Maria Fernanda Fagundes Gattass

O ciclo circadiano é um dos 4 ritmos biológicos do nosso corpo. Ele controla a programação do padrão de sono-vigília ao longo de um dia de 24 horas. Quando devemos estar acordados e quando devemos estar dormindo. Ou, pelo menos, a sensação e o estado físico que está envolvido em cada um desses momentos. Por que a luz nos mantém acordado? O que de fato acontece no nosso estado de sono-vigília durante o dia? Qual é sua ligação com nossa atenção? Todas essas são questões que os cientistas, especificamente neurocientistas, tentam responder há algumas décadas através do ciclo circadiano.

O que é o ciclo circadiano?


Como já foi mencionado anteriormente, o ciclo circadiano é responsável pela regulação de nosso estado de sono-vigília. Ele consegue fazer isso por meio de diversos fatores externos e internos à fisiologia humana, mas nesse artigo serão abordados alguns dos principais reguladores: as células do núcleo supraquiasmático, a luz e a oscilação das substâncias químicas adenosina, melatonina e cortisol no organismo​.


Figura 1 - Estado de alerta ao longo do dia regulado pelo ciclo circadiano
Figura 1 - Estado de alerta ao longo do dia regulado pelo ciclo circadiano



O papel das células neural stem cells


As células NSC encontram-se no núcleo supraquiasmático, dentro do hipotálamo (onde vários processos como a regulação da temperatura, do cortisol, da sensação de fome e saciedade​ e dos hormônios (na glândula pituária) acontecem). Essa célula produz as proteínas CLK e BMAL1​, que se juntam e promovem a expressão dos genes ‘period’; e; ‘cryptochrome’. As proteínas produzidas dessa reação (PER e CRY) se juntam e inibem a transcrição de seus genes​ após um tempo. À medida que elas se deterioram, a transcrição é retomada e o ciclo recomeça​, com duração de, aproximadamente, 24 horas. Pode-se dizer que é o nosso relógio interno ao nível celular, o qual é seguido por todas as células do corpo.


‘Zeitgeber’

Esse nome esquisito foi usado pela primeira vez pelo cientista alemão Jürgen Aschoff, um dos fundadores da cronobiologia, para denominar os fatores que servem de ‘sincronizadores’ de nosso relógio interior. Nosso relógio interno não é perfeito e, por isso, todo dia o corrigimos. O fator mais efetivo nessa regulação é a exposição à luz do sol.
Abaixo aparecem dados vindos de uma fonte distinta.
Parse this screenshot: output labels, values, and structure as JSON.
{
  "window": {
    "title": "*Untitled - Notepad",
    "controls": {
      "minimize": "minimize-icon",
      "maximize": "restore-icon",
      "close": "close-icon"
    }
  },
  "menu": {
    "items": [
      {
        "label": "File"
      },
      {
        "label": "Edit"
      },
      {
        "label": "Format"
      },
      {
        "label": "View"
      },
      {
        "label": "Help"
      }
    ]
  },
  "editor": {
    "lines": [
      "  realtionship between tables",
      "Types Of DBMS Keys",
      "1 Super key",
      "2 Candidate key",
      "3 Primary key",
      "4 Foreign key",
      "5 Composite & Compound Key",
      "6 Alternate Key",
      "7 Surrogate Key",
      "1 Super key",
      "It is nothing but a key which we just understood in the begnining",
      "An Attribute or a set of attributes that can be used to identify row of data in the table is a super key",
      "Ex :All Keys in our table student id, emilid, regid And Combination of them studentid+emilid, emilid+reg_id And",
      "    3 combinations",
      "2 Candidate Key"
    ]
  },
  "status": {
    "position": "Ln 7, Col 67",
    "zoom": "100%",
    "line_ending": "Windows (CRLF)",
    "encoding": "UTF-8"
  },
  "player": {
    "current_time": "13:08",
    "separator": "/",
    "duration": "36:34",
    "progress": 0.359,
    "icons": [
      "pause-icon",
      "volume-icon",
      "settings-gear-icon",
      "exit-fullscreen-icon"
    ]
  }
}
Existem células fotorreceptoras localizadas na retina que captam essa luz e mandam uma mensagem para o cérebro através do nervo óptico, informando a presença de iluminação. Dessa forma, é possível identificar facilmente o momento do dia e se alinhar a isso. Entretanto, outros agentes também podem atuar nesse processo, como os momentos onde ingerimos comida, praticamos exercício e até a mudança de temperatura do ambiente.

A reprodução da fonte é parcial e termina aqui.